Ideally, web scraping is the last thing you try because it is so variable and requires both development and compute effort.

disclaimer: If you are thinking about web scraping, make sure you adhere to the website’s terms and conditions, in particular, you should pay attention to their robots.txt file and honour any rule they have for bots.

The website content changes

This is by far the most common issue I have experienced. If you are trying to access the title of a page, you might look for the content of <h1>, if for some reason the website you are scraping changes the titles to use <h2>, then your scraper will break.

The best way around this is to be as general as possible. For example if your scraper was looking for something really specific like div > div > header > h1 there is way more chance that this will change (to remove a div, for example!).

It is common to rely on class names to help find content, for example .title might be the class used to style the title. This is becoming less and less useful as more websites adopt atomic CSS and generated classes.

If you were using a cloud hosted web scraping platform, many of them have pre-made templates that they keep up to date when some of the more common web pages you may want to scrape change.

Business needs change

Sometimes it is trivial to grab one bit of information, but another bit, even if visible when browsing a website, can be much harder.

If your business needs change to suddenly need more information or the same information but presented differently, the complexity of the scraper can change and become unwieldy.

Oftentimes scrapers are made in fairly hacky, “quick-win”, kind of ways, they are a means to an end.
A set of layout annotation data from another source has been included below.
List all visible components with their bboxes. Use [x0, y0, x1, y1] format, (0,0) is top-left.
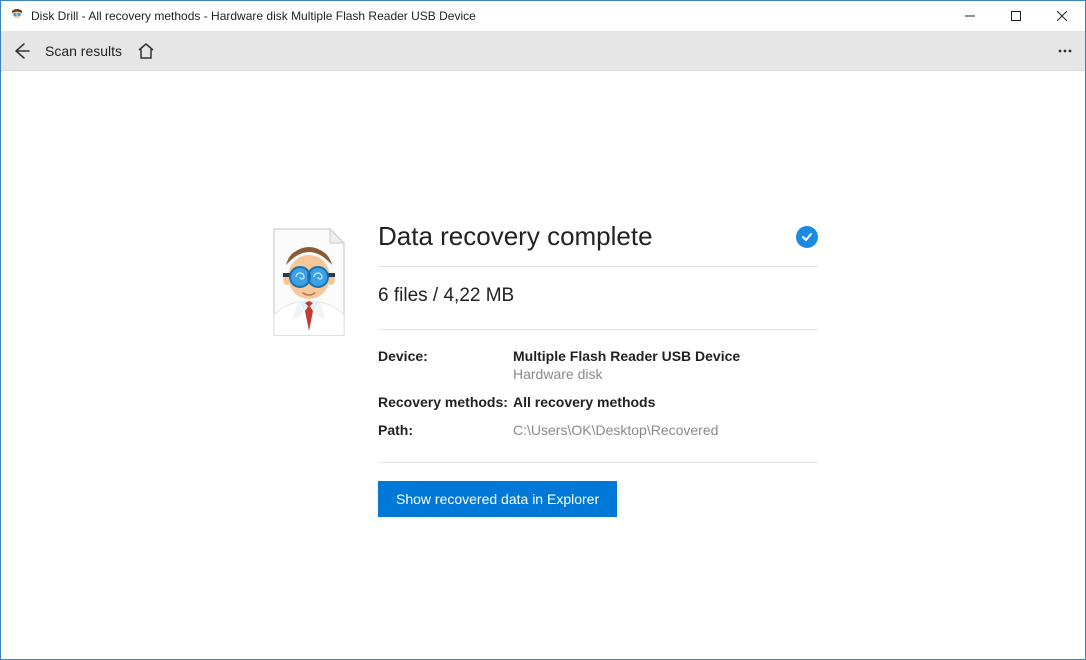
recovery-heading: Data recovery complete — [378, 221, 653, 252]
methods-row: Recovery methods: All recovery methods — [378, 388, 818, 416]
device-name: Multiple Flash Reader USB Device — [513, 348, 818, 364]
content-area: Data recovery complete 6 files / 4,22 MB… — [1, 71, 1085, 659]
info-column: Data recovery complete 6 files / 4,22 MB… — [378, 221, 818, 517]
path-label: Path: — [378, 422, 513, 438]
mascot-icon — [268, 227, 350, 337]
device-type: Hardware disk — [513, 366, 818, 382]
window-title: Disk Drill - All recovery methods - Hard… — [31, 9, 476, 23]
close-button[interactable] — [1039, 1, 1085, 31]
app-window: Disk Drill - All recovery methods - Hard… — [0, 0, 1086, 660]
toolbar: Scan results — [1, 31, 1085, 71]
action-row: Show recovered data in Explorer — [378, 463, 818, 517]
app-icon — [9, 8, 25, 24]
methods-label: Recovery methods: — [378, 394, 513, 410]
window-controls — [947, 1, 1085, 31]
recovery-panel: Data recovery complete 6 files / 4,22 MB… — [268, 221, 818, 517]
device-row: Device: Multiple Flash Reader USB Device… — [378, 342, 818, 388]
home-button[interactable] — [136, 41, 156, 61]
back-button[interactable] — [11, 41, 31, 61]
path-value: C:\Users\OK\Desktop\Recovered — [513, 422, 818, 438]
maximize-button[interactable] — [993, 1, 1039, 31]
details-section: Device: Multiple Flash Reader USB Device… — [378, 330, 818, 463]
more-button[interactable] — [1055, 41, 1075, 61]
path-row: Path: C:\Users\OK\Desktop\Recovered — [378, 416, 818, 444]
recovery-summary: 6 files / 4,22 MB — [378, 267, 818, 330]
methods-value: All recovery methods — [513, 394, 818, 410]
titlebar: Disk Drill - All recovery methods - Hard… — [1, 1, 1085, 31]
heading-row: Data recovery complete — [378, 221, 818, 267]
show-in-explorer-button[interactable]: Show recovered data in Explorer — [378, 481, 617, 517]
breadcrumb[interactable]: Scan results — [45, 43, 122, 59]
device-label: Device: — [378, 348, 513, 382]
minimize-button[interactable] — [947, 1, 993, 31]
success-check-icon — [796, 226, 818, 248]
But if you put time into coding them with the same care you’d code other parts of your application it will be easier to change to suit new business needs.

Communicate early and clearly that just because it was quick to grab one thing doesn’t mean it is as quick to grab everything on a page.

You get locked out

If you followed my advice at the start of this article, you won’t run afoul of the website’s terms and conditions, but sometimes a website will block you.

If this happens, my advice is to contact the website and see if anything can be done. Don’t try and code your way around it.